Par chance, les représentations ont été maintenues et le public a pu apprécier Arika. Au moment où le confinement en France était annoncé, la situation dans le reste du monde et notamment au Japon était également inquiétante et on se demandait si les artistes avaient des inquiétudes. Si Roy TAMAKI ne semblait pas inquiet alors, estimant que cela fait partie de la vie, Yasutake SHIMAJI pensait déjà, à raison, qu’il y aurait différentes réactions selon les pays et appréhendait la crise sanitaire ainsi :
Je pense que c’est un timing pour se requestionner sur sa vie quotidienne et savoir quelles sont nos propres valeurs.
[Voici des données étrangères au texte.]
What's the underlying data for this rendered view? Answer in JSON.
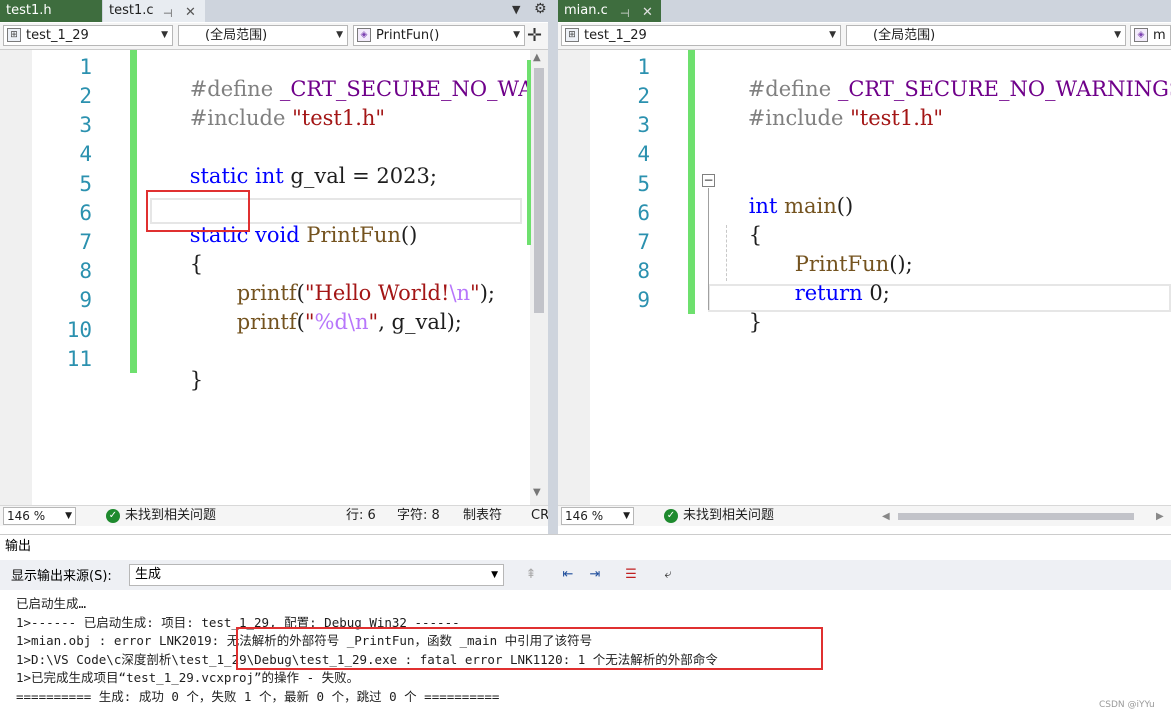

Ce serait mieux si cette situation n’était pas là, mais une fois que c’est là, il faut saisir cette occasion pour se requestionner tant sur un plan personnel que sur l’Etat.
Yasutake SHIMAJI
Les prochains spectacles annoncés à la Maison de la Culture du Japon à Paris et qui semblent maintenus au moment de la mise en ligne de cet article sont : Il était trois fois Cendrillon au Japon, prévu les 23 et 24 octobre à 14h30, et, La Famille Schumann et ses amis, prévu le 4 novembre à 18h30 (horaire avancé dans le respect du couvre-feu).